Correlation between the Expression Levels of Transforming Growth Factor-beta (TGF-beta) Receptors and Responsiveness to TGF-beta1-Induced Growth Inhibitory Effects in Leukemic Cell Lines.
- Author:
Ji Hyun JEON
1
;
Byung Kiu PARK
Author Information
1. Department of Neurobiology, Graduate School, Gyeongsang National University, Chinju, Korea.
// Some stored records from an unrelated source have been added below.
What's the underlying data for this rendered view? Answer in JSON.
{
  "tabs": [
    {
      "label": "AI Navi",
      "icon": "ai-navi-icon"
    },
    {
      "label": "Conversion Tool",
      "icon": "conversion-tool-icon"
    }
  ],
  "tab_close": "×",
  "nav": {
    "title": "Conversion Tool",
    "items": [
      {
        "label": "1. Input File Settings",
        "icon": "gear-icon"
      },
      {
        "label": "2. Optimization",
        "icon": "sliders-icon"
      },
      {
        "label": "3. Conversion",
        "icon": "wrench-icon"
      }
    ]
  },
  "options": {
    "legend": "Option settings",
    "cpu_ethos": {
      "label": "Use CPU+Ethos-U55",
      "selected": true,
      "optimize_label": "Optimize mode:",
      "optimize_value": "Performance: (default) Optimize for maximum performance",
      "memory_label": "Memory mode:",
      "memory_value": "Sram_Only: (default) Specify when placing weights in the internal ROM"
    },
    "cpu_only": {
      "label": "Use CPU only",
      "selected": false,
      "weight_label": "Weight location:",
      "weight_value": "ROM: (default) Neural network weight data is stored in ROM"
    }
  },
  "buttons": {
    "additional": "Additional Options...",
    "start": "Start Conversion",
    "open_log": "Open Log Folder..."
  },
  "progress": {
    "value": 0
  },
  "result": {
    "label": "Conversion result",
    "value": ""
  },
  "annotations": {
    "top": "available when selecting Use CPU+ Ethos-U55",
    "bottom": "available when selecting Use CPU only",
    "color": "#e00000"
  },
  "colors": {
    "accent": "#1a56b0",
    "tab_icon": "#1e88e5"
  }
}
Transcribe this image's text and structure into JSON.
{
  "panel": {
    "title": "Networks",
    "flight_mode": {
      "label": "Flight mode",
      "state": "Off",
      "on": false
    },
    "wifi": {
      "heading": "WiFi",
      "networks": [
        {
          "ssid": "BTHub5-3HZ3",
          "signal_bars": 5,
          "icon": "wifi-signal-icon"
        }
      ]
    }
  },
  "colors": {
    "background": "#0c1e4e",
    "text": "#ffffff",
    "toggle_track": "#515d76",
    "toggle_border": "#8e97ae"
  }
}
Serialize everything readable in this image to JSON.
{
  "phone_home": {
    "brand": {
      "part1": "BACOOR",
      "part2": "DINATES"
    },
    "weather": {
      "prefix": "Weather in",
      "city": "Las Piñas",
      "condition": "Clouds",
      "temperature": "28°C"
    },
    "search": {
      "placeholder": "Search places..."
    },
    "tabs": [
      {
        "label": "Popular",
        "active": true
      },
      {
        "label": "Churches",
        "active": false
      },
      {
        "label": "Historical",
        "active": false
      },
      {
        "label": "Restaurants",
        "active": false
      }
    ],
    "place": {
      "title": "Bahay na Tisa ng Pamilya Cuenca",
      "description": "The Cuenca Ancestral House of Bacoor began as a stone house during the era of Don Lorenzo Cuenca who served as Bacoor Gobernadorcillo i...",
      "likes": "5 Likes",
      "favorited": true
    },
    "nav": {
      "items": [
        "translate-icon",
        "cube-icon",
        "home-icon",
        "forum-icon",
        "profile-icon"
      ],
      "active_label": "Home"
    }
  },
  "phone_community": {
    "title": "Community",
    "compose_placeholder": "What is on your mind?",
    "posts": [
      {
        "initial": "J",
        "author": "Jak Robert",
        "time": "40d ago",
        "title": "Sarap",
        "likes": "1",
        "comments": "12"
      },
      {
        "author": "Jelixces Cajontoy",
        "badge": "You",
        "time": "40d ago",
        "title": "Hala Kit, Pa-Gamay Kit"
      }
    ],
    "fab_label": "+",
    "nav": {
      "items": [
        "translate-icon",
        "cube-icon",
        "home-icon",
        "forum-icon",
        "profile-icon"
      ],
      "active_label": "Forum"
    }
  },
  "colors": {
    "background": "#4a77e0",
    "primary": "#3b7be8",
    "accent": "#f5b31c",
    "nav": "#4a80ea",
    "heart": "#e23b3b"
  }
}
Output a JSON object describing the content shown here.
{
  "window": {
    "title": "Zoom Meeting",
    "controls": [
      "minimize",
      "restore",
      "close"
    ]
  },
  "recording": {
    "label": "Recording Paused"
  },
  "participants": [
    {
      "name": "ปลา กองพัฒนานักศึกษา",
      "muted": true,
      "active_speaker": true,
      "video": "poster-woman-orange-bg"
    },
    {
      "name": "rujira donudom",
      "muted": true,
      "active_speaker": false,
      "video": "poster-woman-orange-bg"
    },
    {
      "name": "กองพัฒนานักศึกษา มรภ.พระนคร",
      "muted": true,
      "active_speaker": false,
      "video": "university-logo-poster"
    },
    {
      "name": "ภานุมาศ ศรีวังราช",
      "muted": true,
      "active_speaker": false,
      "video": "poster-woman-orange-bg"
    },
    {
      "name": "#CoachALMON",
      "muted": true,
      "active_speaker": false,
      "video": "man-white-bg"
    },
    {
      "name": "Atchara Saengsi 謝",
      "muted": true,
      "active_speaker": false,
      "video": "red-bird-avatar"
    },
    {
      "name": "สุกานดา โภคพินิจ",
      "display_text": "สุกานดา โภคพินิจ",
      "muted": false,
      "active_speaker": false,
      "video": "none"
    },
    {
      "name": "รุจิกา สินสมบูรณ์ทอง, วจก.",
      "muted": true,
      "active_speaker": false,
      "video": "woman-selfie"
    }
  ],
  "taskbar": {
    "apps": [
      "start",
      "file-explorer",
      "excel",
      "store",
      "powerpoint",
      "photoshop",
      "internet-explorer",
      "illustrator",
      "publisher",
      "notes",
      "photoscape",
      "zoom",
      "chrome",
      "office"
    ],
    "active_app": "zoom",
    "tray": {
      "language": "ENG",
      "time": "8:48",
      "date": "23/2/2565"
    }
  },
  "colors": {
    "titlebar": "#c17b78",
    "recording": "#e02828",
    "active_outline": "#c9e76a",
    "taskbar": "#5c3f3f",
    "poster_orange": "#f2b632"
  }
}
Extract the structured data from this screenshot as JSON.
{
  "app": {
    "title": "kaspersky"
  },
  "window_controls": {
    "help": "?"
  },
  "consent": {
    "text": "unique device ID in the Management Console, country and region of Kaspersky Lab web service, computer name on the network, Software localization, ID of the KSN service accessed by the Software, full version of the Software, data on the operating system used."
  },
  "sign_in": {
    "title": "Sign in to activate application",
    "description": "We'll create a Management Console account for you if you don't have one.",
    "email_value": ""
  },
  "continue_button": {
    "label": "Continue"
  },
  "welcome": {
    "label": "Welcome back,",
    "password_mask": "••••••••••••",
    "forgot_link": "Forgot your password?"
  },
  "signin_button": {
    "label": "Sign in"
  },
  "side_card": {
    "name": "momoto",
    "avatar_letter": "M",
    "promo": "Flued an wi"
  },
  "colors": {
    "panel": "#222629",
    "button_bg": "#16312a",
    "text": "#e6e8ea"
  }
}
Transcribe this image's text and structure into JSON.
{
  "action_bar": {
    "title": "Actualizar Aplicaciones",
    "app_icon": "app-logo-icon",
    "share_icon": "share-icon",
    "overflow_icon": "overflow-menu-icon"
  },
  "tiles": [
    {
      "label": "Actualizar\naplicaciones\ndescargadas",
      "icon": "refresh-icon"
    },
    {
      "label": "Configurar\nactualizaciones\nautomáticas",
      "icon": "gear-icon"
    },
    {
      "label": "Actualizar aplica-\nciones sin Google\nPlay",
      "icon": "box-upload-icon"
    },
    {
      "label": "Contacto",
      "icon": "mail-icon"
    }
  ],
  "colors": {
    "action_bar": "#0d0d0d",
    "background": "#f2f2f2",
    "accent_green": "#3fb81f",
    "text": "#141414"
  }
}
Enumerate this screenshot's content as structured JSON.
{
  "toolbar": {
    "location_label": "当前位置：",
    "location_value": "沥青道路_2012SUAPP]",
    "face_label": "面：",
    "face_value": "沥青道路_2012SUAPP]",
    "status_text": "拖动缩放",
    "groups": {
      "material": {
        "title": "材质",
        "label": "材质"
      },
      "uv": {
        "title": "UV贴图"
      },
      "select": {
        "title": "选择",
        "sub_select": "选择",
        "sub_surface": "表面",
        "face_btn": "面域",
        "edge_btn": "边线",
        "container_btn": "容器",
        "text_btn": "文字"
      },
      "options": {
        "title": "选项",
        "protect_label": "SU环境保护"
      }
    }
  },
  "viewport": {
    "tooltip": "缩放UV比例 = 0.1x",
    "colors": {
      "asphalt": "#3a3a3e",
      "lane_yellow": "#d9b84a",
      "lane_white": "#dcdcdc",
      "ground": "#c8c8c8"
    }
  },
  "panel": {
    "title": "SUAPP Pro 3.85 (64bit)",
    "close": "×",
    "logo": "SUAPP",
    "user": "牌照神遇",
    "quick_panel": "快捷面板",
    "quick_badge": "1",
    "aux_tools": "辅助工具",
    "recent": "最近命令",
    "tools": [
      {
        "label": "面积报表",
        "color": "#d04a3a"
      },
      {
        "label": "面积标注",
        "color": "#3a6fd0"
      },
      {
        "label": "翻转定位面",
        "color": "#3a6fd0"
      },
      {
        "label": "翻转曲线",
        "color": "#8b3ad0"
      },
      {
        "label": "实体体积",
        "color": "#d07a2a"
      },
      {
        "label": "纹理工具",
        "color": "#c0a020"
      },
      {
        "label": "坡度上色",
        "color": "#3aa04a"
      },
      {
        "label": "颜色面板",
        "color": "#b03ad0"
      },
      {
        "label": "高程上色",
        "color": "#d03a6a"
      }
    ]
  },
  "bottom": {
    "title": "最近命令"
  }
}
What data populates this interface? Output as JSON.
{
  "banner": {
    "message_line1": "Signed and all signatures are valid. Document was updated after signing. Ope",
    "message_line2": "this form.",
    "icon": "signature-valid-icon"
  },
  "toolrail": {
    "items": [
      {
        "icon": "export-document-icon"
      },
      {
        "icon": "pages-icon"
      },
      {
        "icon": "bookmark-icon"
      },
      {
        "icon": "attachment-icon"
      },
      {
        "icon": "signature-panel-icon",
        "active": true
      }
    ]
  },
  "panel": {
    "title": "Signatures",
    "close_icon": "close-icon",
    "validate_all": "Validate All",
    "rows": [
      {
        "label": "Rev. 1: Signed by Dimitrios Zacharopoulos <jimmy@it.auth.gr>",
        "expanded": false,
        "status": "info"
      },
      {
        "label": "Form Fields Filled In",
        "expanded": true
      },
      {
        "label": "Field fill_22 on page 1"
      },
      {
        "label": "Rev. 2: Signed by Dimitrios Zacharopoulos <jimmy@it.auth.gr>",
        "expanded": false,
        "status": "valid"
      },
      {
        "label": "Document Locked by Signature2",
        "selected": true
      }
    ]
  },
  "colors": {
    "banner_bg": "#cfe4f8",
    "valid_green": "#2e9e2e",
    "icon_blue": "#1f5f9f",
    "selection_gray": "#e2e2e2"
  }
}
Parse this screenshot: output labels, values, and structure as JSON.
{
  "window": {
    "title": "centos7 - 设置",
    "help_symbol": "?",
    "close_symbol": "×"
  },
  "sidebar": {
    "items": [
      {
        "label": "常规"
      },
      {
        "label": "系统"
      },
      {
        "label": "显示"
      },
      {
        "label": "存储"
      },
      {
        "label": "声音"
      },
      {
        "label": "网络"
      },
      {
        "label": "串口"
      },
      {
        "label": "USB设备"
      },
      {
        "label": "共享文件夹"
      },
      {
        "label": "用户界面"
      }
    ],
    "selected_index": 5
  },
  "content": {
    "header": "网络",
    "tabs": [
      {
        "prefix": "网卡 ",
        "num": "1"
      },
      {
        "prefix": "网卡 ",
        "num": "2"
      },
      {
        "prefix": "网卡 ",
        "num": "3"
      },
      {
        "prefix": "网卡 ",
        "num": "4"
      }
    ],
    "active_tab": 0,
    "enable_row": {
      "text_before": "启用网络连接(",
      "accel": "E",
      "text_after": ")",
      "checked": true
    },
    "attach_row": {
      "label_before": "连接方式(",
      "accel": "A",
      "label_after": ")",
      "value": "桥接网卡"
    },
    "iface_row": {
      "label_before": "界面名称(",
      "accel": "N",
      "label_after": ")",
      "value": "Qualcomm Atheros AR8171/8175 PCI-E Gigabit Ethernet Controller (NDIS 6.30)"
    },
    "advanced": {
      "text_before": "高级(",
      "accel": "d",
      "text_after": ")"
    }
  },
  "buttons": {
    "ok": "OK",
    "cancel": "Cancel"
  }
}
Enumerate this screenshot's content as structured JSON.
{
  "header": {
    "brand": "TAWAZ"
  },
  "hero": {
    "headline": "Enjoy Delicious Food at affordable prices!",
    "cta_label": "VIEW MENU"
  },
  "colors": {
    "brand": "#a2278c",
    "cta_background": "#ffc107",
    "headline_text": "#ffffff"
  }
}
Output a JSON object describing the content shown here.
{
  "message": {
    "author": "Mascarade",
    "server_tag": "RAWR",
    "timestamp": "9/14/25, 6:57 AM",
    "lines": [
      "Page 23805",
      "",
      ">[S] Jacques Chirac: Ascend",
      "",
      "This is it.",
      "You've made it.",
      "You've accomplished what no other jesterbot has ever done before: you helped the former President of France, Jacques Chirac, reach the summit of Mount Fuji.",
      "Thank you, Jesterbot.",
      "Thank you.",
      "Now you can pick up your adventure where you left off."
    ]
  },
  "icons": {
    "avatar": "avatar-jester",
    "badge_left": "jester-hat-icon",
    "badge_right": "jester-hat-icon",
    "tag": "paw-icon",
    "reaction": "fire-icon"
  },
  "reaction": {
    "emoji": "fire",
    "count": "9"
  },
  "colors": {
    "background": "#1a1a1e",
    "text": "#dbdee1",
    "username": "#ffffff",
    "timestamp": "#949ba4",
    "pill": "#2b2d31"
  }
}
- Publication Type:Original Article
- Keywords:
TGF-beta;
TGF-beta receptor type I;
TGF-beta receptor type II;
expression;
responsiveness;
leukemic cells
- MeSH:
Antibodies;
Blotting, Western;
Cell Line*;
Densitometry;
Epithelial Cells;
Humans;
Lung;
Peptides;
Receptors, Transforming Growth Factor beta;
Thymidine;
Transforming Growth Factor beta;
Transforming Growth Factor beta1
- From:Korean Journal of Hematology
2000;35(2):150-161
- CountryRepublic of Korea
- Language:Korean
-
Abstract:
BACKGROUND: Defects in TGF-beta receptors have been found in a variety of malignant cells, we therefore investigated whether these defects could be also demonstrated in leukemic cells. In addition, we analyzed the relation between TGF-beta receptor expression and responsiveness to TGF-beta-induced growth inhibitory effects. METHODS: Eleven human leukemic cell lines and two normal cell lines were recruited for the study. To evaluate the expression of TGF-beta receptor type I (RI) and type II (RII), Western blotting analysis was conducted utilizing two kinds of primary antibodies against both RI and RII. Band strength was quantitated with densitometry. Moreover, specific peptides against primary antibodies were employed for competitive inhibition assay. Responsiveness to TGF-beta1 was assessed by [3H] thymidine uptake. RESULTS: Bands of same molecular size were demonstrated by two different primary antibodies. Peptides against RI or RII antibodies successfully blocked the emergence of RI or RII message, respectively, verifying that former bands represented specific RI or RII. Relative RI levels in leukemic cells except HL-60 compared with CCL-64, normal lung epithelial cells, were in the range of 0.48~1.14. In contrast, relative RII levels, although variable between individual cells, were less than 0.25 in all the leukemic cells. Percents [3H]thymidine uptake of leukemic cells at 10 ng/mL of TGF-beta1 compared with untreated control were widely distributed in the range of 7.7~62.9%. Positive correlation between RII levels and TGF-beta responsiveness was observed (P=0.025). CONCLUSION: Defective RI expression seems to be rare, however, defective RII expression appears to be rather common in leukemic cells. Positive correlation between RII levels and TGF-beta responsiveness suggests role of defective RII expression in the acquisition of resistance to TGF-beta in leukemic cells.